ABSTRACT

After identifying the set of key tropes – metaphor, simile, metonymy and synecdoche – and providing preliminary definitions of them, this chapter introduces a number of notions which are essential for trope analysis: expression, sense and reference (this last subsuming ascription and referent), and the distinction between lexicalisation and non-lexicalisation. Incorporating, but also somewhat reinterpreting, the traditional notions of topic, vehicle and grounds, the chapter provides a preliminary analysis of non-lexicalised tropes, metaphor, simile, metonymy and synecdoche, followed by the rather different analysis needed for lexicalised tropes. I discuss Goatly’s categories of core, periphery, approximation and transfer in relation to tropes, concluding that these represent a continuum rather than categorical differences, and that metaphor, metonymy and synecdoche are also continual rather than categorically different.
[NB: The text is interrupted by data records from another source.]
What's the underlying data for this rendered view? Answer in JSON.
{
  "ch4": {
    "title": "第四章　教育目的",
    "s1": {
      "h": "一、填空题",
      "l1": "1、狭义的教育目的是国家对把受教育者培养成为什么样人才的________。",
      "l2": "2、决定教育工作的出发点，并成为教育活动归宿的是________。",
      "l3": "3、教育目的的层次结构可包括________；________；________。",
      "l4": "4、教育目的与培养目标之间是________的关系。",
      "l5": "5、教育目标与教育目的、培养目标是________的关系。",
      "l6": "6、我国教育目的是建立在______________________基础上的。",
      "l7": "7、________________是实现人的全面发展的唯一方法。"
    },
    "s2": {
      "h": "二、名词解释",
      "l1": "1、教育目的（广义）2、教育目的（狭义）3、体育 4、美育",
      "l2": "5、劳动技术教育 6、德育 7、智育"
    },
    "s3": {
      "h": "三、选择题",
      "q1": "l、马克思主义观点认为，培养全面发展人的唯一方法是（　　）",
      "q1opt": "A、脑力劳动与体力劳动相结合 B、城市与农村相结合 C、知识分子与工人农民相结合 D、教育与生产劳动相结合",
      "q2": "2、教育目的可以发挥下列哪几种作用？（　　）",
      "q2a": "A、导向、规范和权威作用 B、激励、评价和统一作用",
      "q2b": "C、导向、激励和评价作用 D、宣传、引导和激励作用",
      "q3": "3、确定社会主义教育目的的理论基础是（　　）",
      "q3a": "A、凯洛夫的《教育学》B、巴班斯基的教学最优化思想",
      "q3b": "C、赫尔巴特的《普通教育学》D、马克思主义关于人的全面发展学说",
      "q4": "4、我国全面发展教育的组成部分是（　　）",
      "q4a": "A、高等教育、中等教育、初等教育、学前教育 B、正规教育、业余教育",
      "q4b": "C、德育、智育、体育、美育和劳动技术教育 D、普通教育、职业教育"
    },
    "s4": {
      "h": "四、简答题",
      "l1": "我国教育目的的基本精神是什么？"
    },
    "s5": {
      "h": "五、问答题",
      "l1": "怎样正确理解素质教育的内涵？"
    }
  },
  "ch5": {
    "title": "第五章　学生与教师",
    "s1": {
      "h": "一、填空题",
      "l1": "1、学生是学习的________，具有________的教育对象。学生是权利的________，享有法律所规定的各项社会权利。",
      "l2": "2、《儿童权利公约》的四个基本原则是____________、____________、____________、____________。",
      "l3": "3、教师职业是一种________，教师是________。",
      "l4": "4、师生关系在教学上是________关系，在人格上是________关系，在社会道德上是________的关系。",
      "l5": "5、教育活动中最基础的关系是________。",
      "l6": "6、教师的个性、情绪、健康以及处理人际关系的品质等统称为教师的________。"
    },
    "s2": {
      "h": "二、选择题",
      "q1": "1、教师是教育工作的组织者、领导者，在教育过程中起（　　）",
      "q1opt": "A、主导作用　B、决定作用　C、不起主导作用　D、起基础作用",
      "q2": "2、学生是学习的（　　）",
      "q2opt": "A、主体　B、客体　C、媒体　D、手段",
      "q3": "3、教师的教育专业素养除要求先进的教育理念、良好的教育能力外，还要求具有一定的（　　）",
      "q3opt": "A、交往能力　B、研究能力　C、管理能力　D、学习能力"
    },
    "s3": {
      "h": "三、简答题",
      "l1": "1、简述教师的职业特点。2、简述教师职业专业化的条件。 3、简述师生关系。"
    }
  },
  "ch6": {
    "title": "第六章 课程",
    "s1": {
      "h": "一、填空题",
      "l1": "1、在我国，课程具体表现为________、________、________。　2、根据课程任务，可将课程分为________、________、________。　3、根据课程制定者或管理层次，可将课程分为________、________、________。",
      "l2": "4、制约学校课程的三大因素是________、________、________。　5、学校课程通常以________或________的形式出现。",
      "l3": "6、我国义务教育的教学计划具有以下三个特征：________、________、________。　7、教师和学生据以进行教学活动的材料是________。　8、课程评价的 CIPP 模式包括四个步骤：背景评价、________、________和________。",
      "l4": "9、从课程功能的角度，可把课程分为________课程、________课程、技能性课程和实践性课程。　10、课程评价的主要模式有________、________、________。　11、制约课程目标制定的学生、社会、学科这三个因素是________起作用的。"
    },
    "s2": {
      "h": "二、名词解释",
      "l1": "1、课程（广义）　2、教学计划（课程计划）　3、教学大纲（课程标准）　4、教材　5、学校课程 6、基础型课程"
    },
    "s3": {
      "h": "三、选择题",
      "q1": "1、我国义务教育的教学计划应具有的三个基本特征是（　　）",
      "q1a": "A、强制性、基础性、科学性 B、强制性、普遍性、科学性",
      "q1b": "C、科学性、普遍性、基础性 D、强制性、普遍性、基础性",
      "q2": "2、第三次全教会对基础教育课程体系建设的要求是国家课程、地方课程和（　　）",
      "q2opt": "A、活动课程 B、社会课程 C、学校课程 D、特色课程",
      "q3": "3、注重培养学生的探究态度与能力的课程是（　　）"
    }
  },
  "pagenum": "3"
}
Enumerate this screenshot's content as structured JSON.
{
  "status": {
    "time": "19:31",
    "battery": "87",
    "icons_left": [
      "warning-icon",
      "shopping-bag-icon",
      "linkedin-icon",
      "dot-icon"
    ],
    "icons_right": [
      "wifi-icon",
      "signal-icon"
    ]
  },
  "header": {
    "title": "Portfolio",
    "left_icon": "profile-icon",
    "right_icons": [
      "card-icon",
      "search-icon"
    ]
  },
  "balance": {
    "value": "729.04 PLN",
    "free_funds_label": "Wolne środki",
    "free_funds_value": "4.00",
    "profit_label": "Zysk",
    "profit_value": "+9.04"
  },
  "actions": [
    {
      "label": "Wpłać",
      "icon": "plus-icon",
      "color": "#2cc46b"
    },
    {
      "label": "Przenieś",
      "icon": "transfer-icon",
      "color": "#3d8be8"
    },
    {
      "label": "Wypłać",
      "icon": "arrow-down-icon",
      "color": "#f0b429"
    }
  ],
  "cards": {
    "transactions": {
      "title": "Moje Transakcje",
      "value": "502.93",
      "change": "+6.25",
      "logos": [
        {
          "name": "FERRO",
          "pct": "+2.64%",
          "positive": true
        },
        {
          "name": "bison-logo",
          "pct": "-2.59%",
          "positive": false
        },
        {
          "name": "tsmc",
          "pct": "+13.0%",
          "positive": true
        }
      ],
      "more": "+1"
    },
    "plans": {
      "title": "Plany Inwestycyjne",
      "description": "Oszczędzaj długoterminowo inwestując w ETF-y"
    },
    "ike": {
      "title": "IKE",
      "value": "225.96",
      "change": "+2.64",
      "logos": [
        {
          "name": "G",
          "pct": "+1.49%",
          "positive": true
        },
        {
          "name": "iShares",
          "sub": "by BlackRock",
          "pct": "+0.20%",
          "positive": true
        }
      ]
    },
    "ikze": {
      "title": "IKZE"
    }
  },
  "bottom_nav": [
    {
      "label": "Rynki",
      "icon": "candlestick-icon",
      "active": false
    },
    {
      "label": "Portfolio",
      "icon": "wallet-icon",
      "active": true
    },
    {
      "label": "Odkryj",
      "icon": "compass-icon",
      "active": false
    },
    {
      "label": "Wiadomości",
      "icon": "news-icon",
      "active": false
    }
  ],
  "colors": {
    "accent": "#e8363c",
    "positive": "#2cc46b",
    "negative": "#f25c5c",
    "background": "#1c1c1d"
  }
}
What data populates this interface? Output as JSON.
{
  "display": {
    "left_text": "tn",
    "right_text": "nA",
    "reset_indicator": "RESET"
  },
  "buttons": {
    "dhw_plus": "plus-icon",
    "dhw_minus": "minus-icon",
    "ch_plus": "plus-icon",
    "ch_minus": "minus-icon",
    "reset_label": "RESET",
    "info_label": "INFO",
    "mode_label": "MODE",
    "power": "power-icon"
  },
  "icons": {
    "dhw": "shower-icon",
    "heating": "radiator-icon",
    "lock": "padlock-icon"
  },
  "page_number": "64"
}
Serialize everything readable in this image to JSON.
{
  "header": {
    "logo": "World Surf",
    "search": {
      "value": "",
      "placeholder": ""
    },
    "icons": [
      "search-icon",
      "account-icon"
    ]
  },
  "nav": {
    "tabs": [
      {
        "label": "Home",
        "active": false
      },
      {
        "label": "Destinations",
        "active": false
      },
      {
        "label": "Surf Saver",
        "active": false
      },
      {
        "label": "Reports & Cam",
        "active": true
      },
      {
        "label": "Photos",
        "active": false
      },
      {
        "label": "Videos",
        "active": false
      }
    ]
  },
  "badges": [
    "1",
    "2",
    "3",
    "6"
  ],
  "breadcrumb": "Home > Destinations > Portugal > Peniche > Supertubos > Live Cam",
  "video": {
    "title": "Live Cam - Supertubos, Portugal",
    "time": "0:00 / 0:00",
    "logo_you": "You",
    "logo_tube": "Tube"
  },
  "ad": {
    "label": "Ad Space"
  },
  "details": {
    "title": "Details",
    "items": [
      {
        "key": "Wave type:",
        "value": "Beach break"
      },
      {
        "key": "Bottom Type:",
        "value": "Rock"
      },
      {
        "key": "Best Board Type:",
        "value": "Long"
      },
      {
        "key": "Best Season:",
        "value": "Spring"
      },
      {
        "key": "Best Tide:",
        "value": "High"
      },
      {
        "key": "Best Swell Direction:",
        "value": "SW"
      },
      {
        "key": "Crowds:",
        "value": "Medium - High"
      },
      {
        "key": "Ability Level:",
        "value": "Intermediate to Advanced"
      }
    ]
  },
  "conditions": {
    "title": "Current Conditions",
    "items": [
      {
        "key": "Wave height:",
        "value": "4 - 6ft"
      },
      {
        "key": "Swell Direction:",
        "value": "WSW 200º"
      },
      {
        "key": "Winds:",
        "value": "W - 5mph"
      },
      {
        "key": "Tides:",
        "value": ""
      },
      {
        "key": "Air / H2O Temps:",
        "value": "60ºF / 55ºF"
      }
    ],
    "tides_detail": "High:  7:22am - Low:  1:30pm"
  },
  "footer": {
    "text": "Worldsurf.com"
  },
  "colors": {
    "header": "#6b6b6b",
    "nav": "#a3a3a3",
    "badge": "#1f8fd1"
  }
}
I offer a revised analysis of non-lexicalised tropes taking into account the continuum arguments and consider metaphorical force mainly using Goatly’s dead, sleeping, tired, active scale, before discussing Lakoff and Johnson’s influential conceptual metaphor theory. I consider denotative- and connotative-oriented purposes of metaphor, simile, metonymy and synecdoche. Turning more specifically to translation issues, the chapter surveys works on the translation of tropes, and provides a chronologically oriented overview of approaches to the translation of metaphor as typically the most challenging trope to translate. Taking Arabic and English as an exemplar language pair, the chapter concludes by considering the translation implications of metaphorical congruence and incongruence and metaphorical exuberance and density.